Dans une récente tribune publiée par Le Courrier, Dominique Ziegler s’attaque une nouvelle fois à la CICAD. Mais il ne la critique pas: il la fantasme. Depuis plus d’une décennie, il ressasse les mêmes accusations, recycle les mêmes textes, martèle les mêmes obsessions. Dans Le Courrier comme dans la Tribune de Genève, sa cible est constante: la CICAD et son secrétaire général. Et ses procédés sont toujours les mêmes: insinuer, déformer, caricaturer.
En 2011 déjà, il signait dans Le Courrier un texte intitulé «Manœuvre perverse», dans lequel il affirmait que la CICAD «brandit l’antiracisme d’une main pour mieux légitimer la politique ségrégationniste d’un Etat colonialiste de l’autre». Ce texte avait aussitôt trouvé un relais zélé: Hani Ramadan. Dans une tribune intitulée «Genevois et Suisses, méfiez-vous de la CICAD!», publiée le 6 décembre 2011, ce dernier saluait «les excellents propos» de Ziegler et dénonçait notre organisation comme un «organe de propagande sioniste». Quand un discours prétendument intellectuel entre en parfaite résonance avec celui d’un militant islamiste, il y a plus qu’un malentendu: il y a une dérive.

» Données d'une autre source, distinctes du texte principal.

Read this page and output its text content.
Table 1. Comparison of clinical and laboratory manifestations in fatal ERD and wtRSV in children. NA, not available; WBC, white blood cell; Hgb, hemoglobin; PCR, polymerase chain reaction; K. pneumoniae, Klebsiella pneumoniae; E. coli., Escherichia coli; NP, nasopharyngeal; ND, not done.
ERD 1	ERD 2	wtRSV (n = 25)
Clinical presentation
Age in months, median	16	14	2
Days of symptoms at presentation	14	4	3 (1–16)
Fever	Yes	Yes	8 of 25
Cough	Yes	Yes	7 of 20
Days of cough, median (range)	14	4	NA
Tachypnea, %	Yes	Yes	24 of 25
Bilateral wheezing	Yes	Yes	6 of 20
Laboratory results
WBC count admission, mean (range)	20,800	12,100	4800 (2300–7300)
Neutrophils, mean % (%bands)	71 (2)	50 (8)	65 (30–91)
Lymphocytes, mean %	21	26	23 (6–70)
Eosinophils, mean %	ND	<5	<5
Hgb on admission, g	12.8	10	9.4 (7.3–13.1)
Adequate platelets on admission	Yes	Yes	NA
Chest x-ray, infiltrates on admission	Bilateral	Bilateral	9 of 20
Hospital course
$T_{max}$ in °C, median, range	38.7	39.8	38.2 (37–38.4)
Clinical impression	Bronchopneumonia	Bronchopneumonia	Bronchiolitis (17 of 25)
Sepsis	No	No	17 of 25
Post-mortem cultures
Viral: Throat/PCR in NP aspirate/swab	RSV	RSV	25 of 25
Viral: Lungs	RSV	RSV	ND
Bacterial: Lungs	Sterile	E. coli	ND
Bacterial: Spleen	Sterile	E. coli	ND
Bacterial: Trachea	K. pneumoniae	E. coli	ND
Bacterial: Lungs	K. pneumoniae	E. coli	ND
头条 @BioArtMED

Son «Scandale CICAD», publié le 24 septembre, s’inscrit dans une longue série de textes à charge publiés au fil des années, toujours animés par la même obsession. Mais ce qui frappe aujourd’hui, c’est la convergence qu’elle révèle. Fort du soutien d’Hani Ramadan, d’autres figures, cette fois politiques, que tout opposerait en temps normal – Sylvain Thévoz à gauche, Mauro Poggia à droite – adoptent la même ligne: celle d’un rejet frontal de la CICAD, nourri par la suspicion, l’accusation et le soupçon. Ils ne partagent ni les idées ni les partis, mais ils convergent dans une hostilité commune.
Et pourquoi dérange-t-elle, la CICAD? Parce qu’elle identifie et dénonce les expressions contemporaines de l’antisémitisme, telles que reconnues par les instances internationales, y compris selon la définition de travail adoptée par l’Alliance internationale pour la mémoire de l’Holocauste (IHRA). Parce qu’elle rappelle que l’antisémitisme mute, se camoufle, s’adapte aux récits dominants, tout en poursuivant les mêmes logiques de stigmatisation et d’exclusion. Ce travail dérange ceux qui veulent conserver une impunité idéologique. Ceux qui détournent les luttes anticoloniales pour y glisser, consciemment ou non, de vieux préjugés antijuifs. Ceux qui refusent de voir quand l’engagement bascule dans l’obsession.
Ziegler s’en donne à cœur joie. Il exhume des publications anciennes, cite sans contexte, mélange le passé et le présent, parle de propagande, de subventions occultes, de dîners politiques. Il ne démontre rien, mais il suggère tout. Il ne remet pas en question nos actions avec rigueur, il les tourne en dérision. Il ne débat pas, il diffame.
La réalité est pourtant simple: la CICAD agit. Depuis plus de trente ans, elle documente les actes antijuifs, alerte les institutions, forme les acteurs de terrain, produit des ressources pédagogiques. Elle se mobilise aux côtés des victimes que Ziegler et ses acolytes de circonstance tentent d’invisibiliser. Elle leur donne une voix, un appui, une protection. Elle ne parle au nom d’aucun Etat, ne défend aucun agenda diplomatique. Elle œuvre pour une cause universelle: celle de la vigilance face à la haine, d’où qu’elle vienne. Tout cela pourquoi? Parce que, comme institution issue des communautés juives suisses, la CICAD refuse d’endosser le costume que certains voudraient lui tailler: celui du «bon juif», docile, silencieux. Dès lors que nous refusons cette injonction, nous devenons les parias à abattre, les figures haïes. Mais il n’y aura pas de «bons juifs» comme il n’y aura pas de «bons Arabes», de «bons musulmans» ou de «bons Noirs»: il n’y a que des êtres humains égaux en dignité, qu’aucune grille idéologique ne devrait trier.
Oui, cela dérange. Et cela dérangera encore. Mais nous ne nous tairons pas. Et nous ne laisserons pas passer, sans réponse, les calomnies répétées. Le Courrier, déjà en 2011, avait donné tribune à cette rhétorique hostile. Faut-il vraiment, en 2025, recommencer les mêmes batailles pour rétablir les faits?
La CICAD n’a qu’un agenda: la défense de la dignité humaine et la lutte contre l’antisémitisme. Ce n’est ni un prétexte, ni un masque. C’est un engagement.